L'ajout au préambule de la Charte des droits et libertés de la personne d'un passage indiquant que « le français est la langue officielle du Québec et qu'il constitue un élément fondamental de sa cohésion sociale » pose un problème. D'après le Barreau, ce passage peut être assimilé à « une dévalorisation des autres langues et cultures ».

Telles que rédigées, les modifications donnent au français « une primauté » contraire aux Chartes québécoise et canadienne des droits, soutient l'organisme.

Dans le préambule de la Charte de la langue française, le projet de loi prévoit remplacer l'expression « minorités ethniques » par celle, plus en vogue, de « communautés culturelles ». Or, cette dernière formule « n'a ni de portée, ni de connotation juridique ». Au nom du respect des droits, le Barreau recommande à Québec de s'en tenir à l'expression originale.

« Si vous êtes membre d'une minorité ethnique, vous avez actuellement des recours qui sont prévus dans la Charte québécoise des droits à l'article 43 [et] vous avez même des recours internationaux. Si vous n'êtes qu'une communauté culturelle, vous perdez le bénéfice de ces droits et de ces recours qui vous sont reconnus », a expliqué le professeur Pierre Bosset, membre du comité consultatif du Barreau.

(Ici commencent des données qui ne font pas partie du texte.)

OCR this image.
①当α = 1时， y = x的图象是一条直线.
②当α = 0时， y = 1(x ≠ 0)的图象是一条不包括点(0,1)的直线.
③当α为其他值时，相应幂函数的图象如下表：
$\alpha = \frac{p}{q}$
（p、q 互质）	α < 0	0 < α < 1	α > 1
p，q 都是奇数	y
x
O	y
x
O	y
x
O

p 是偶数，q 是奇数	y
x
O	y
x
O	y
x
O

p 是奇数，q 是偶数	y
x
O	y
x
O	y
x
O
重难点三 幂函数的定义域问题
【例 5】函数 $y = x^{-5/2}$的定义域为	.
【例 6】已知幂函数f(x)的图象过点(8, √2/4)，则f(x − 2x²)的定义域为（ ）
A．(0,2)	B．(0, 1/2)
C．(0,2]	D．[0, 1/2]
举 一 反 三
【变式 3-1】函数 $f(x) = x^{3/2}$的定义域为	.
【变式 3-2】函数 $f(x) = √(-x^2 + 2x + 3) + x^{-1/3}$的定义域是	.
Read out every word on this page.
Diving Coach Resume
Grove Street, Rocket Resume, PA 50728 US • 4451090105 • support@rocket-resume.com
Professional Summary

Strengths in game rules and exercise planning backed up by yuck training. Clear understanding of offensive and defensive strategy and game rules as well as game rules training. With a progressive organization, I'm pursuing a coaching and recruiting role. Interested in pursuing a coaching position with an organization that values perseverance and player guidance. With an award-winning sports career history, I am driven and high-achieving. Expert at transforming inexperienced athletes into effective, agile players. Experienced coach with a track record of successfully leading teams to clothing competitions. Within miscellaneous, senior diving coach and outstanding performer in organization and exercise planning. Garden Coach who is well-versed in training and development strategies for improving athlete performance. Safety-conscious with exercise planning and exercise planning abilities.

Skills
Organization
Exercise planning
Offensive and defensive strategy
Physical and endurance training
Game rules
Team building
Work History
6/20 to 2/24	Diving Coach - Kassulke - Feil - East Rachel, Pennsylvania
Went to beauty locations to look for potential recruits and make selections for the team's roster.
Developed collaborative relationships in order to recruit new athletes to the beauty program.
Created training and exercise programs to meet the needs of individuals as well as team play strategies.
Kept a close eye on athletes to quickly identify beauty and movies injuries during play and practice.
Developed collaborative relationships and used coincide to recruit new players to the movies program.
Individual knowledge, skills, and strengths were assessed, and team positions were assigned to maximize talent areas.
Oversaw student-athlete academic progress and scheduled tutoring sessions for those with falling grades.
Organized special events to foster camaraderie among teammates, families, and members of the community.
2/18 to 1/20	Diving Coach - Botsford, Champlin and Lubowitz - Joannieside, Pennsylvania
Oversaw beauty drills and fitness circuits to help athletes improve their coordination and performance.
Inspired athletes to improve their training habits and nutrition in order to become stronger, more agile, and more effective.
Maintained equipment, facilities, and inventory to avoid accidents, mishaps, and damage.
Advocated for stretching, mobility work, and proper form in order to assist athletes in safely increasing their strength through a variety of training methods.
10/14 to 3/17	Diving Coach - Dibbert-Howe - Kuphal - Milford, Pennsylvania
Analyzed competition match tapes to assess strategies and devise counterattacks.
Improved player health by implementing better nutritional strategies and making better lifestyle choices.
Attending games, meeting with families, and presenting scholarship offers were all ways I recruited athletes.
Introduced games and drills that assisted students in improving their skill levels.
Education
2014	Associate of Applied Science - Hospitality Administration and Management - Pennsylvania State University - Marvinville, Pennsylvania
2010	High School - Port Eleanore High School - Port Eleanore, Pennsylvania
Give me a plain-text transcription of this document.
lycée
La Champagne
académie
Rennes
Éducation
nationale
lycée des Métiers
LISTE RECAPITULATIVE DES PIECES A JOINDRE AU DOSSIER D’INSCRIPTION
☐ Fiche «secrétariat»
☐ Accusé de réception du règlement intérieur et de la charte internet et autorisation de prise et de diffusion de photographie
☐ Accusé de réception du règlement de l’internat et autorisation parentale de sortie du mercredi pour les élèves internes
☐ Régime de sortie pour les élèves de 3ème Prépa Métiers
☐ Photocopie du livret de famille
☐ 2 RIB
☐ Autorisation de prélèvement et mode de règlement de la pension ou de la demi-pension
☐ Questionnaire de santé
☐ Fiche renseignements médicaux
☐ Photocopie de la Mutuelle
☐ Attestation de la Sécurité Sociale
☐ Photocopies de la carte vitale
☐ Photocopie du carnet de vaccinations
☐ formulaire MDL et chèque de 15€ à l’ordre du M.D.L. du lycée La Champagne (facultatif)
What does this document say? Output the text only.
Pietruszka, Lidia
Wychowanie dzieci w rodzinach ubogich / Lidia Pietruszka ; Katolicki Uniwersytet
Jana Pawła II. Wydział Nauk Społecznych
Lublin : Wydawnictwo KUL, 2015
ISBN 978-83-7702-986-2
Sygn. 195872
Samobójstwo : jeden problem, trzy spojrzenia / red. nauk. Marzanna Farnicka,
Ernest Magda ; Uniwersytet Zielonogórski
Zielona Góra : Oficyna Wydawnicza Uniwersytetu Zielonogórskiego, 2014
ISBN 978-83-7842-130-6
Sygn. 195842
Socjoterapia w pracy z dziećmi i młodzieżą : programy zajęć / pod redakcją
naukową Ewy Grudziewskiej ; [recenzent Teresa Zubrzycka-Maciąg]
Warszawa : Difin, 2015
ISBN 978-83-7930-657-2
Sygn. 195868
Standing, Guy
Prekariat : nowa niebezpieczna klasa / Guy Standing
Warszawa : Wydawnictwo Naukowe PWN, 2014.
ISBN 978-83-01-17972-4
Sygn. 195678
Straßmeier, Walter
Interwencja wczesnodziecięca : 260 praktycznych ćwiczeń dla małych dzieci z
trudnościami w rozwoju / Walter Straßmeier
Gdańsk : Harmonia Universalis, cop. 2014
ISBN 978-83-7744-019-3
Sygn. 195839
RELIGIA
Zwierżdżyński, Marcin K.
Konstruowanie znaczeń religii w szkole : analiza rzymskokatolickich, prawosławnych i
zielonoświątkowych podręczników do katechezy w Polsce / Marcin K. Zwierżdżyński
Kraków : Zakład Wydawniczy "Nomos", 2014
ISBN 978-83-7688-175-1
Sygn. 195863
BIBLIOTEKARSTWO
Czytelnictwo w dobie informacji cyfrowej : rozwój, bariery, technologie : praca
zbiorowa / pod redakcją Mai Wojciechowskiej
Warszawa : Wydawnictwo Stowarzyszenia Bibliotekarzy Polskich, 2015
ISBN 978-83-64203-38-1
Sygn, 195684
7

En point de presse à l'issue de la séance de travail de la commission parlementaire, Mme De Courcy a refusé de voir dans les critiques du Barreau un discrédit de son projet de loi.

« Les commentaires du Barreau du Québec sont très importants, on va en tenir compte, les faire analyser par le comité de législation, mais je vais aussi tenir compte de l'ensemble des autres commentaires que nous avons », a dit la ministre responsable de la Charte de la langue française.

Les audiences de la commission parlementaire se poursuivront la semaine prochaine.